Кабинет не казался просторным, но обстановка показывала, что владелица значимая персона в иерархии города.
Она подняла на нас глаза, оторвавшись от записей, кивнула продавщице, замахала толстой свободной ладошкой — мол, заходите.
— Они уже мне оснонадоели, Вась, в твоем горисполкоме. Сколько я буду это терпеть. Мне на-до-е-ло!
Все понятно. По иронии судьбы, снаряд попал в воронку дважды. Я находился в кабинете жены того самого Солдатенко, который настоятельно рекомендовал комсомольской ячейке в школе проучить меня за дерзость и исключить из рядов.
— Нет, хватит. Решай, как хочешь. Ты в конце концов не хрен с горы, а зампред! Второй человек в городе. В отпуск в санаторий в этом году поедем вместе.
Она положила трубку. Выдохнула и посмотрела на нас.
— Так, мальчики, времени у нас мало. До обеда надо успеть выбрать и оплатить. Татьяна отведи их на склад. Покажи костюмы бежевые и серые. Посмотри по размеру.
Продавщица улыбаясь кивнула.
— Деньги у вас с собой? Костюмы по 118 и 125 рублей. Болгария и ГДР. Если возьмете, то Таня пробьет по кассе.
Тёма ответил за нас двоих.
— Деньги с собой, Лидия Евгеньевна.
— Тогда идите, Танюш проследи, чтобы все было хорошо.
Та была рада услужить руководству, кивала и улыбалась во весь рост. А затем пригласила нас жестом следовать за ней.
Желание покупать здесь, у жены моего мстительного недруга, Василия Солдатенко мгновенно отпало.
По большому счету, никто бы никогда не узнал, как, где и когда я купил костюм. Все, что происходило в этих стенах оставалось в этих стенах. Так работала система, удовлетворяющая спроса на дефицитные товары.
Болтунов со стороны продавцов и покупателей могли ожидать крупные неприятности со стороны ОБХСС. Одно дело знать, что в Универмаге торгуют из-под полы — другое болтать о своем «канале» поставки. Обе стороны старались держать языки за зубами.
Тем не менее, я посчитал ниже своего достоинства воспользоваться сложившимися возможностями. Я был уверен, что не останусь без костюма.
Правда, чтобы не смущать друга, я не стал сообщать о своем решении в кабинете директора Универмага и последовал на склад вместе с Тёмой и продавщицей Татьяной.
Дойдя до места, я вежливо отказался рассматривать
— Тём, они отличные. Ты выбирай себе. Я тебя на улице подожду.
Татьяна взволновалась, мой отказ был для нее непонятен.
— Что не понравилось?
— Фасон. Не мой фасон. У меня сосед.

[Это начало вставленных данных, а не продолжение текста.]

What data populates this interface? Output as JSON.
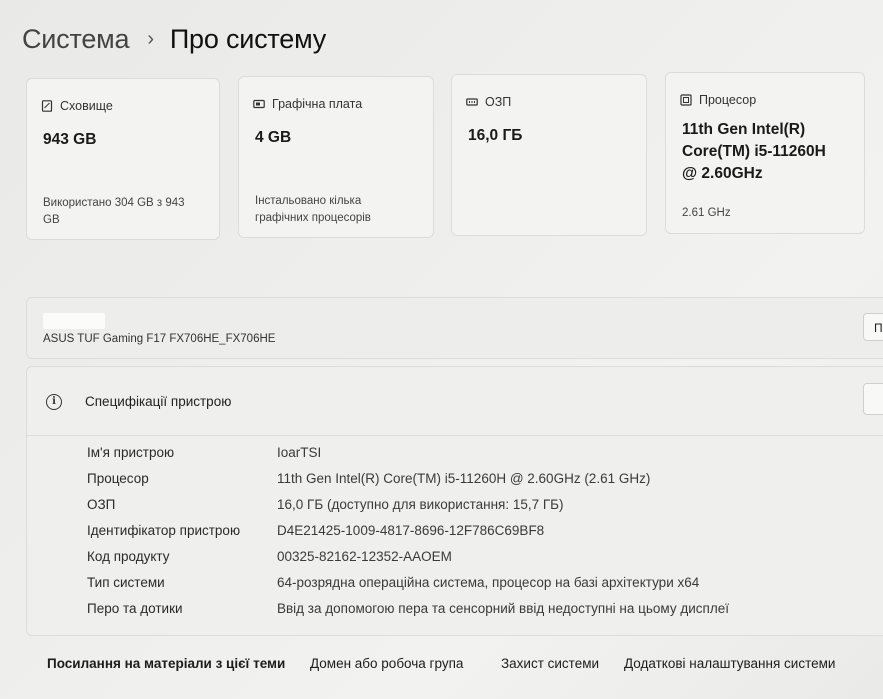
{
  "breadcrumb": {
    "parent": "Система",
    "separator": "›",
    "current": "Про систему"
  },
  "cards": {
    "storage": {
      "icon": "storage-icon",
      "title": "Сховище",
      "value": "943 GB",
      "sub_line1": "Використано 304 GB з 943",
      "sub_line2": "GB"
    },
    "gpu": {
      "icon": "graphics-card-icon",
      "title": "Графічна плата",
      "value": "4 GB",
      "sub_line1": "Інстальовано кілька",
      "sub_line2": "графічних процесорів"
    },
    "ram": {
      "icon": "ram-icon",
      "title": "ОЗП",
      "value": "16,0 ГБ"
    },
    "cpu": {
      "icon": "processor-icon",
      "title": "Процесор",
      "value_line1": "11th Gen Intel(R)",
      "value_line2": "Core(TM) i5-11260H",
      "value_line3": "@ 2.60GHz",
      "sub": "2.61 GHz"
    }
  },
  "device": {
    "model": "ASUS TUF Gaming F17 FX706HE_FX706HE",
    "rename_label": "П"
  },
  "specs": {
    "title": "Специфікації пристрою",
    "rows": [
      {
        "key": "Ім'я пристрою",
        "value": "IoarTSI"
      },
      {
        "key": "Процесор",
        "value": "11th Gen Intel(R) Core(TM) i5-11260H @ 2.60GHz (2.61 GHz)"
      },
      {
        "key": "ОЗП",
        "value": "16,0 ГБ (доступно для використання: 15,7 ГБ)"
      },
      {
        "key": "Ідентифікатор пристрою",
        "value": "D4E21425-1009-4817-8696-12F786C69BF8"
      },
      {
        "key": "Код продукту",
        "value": "00325-82162-12352-AAOEM"
      },
      {
        "key": "Тип системи",
        "value": "64-розрядна операційна система, процесор на базі архітектури x64"
      },
      {
        "key": "Перо та дотики",
        "value": "Ввід за допомогою пера та сенсорний ввід недоступні на цьому дисплеї"
      }
    ]
  },
  "related_links": {
    "label": "Посилання на матеріали з цієї теми",
    "items": [
      "Домен або робоча група",
      "Захист системи",
      "Додаткові налаштування системи"
    ]
  }
}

Обещал дать свой свадебный костюм поносить.
Я вспомнил, что люди давали друг другу поносить одежду по особому случаю. И это считалось нормальным.
— Но выпускной. Всё-таки, такой большой праздник! Одеть костюм с чужого плеча?
Она выглядела даже обиженной. Не всем предоставляется такая возможность. Этих костюмов просто больше не будет через неделю. Доступ к дефициту имели избранные. В ее глазах я выглядел глупцом, который сам себя вычеркнул из их числа. Но мне было наплевать, на то, что обо мне думает продавщица отдела мужских костюмов.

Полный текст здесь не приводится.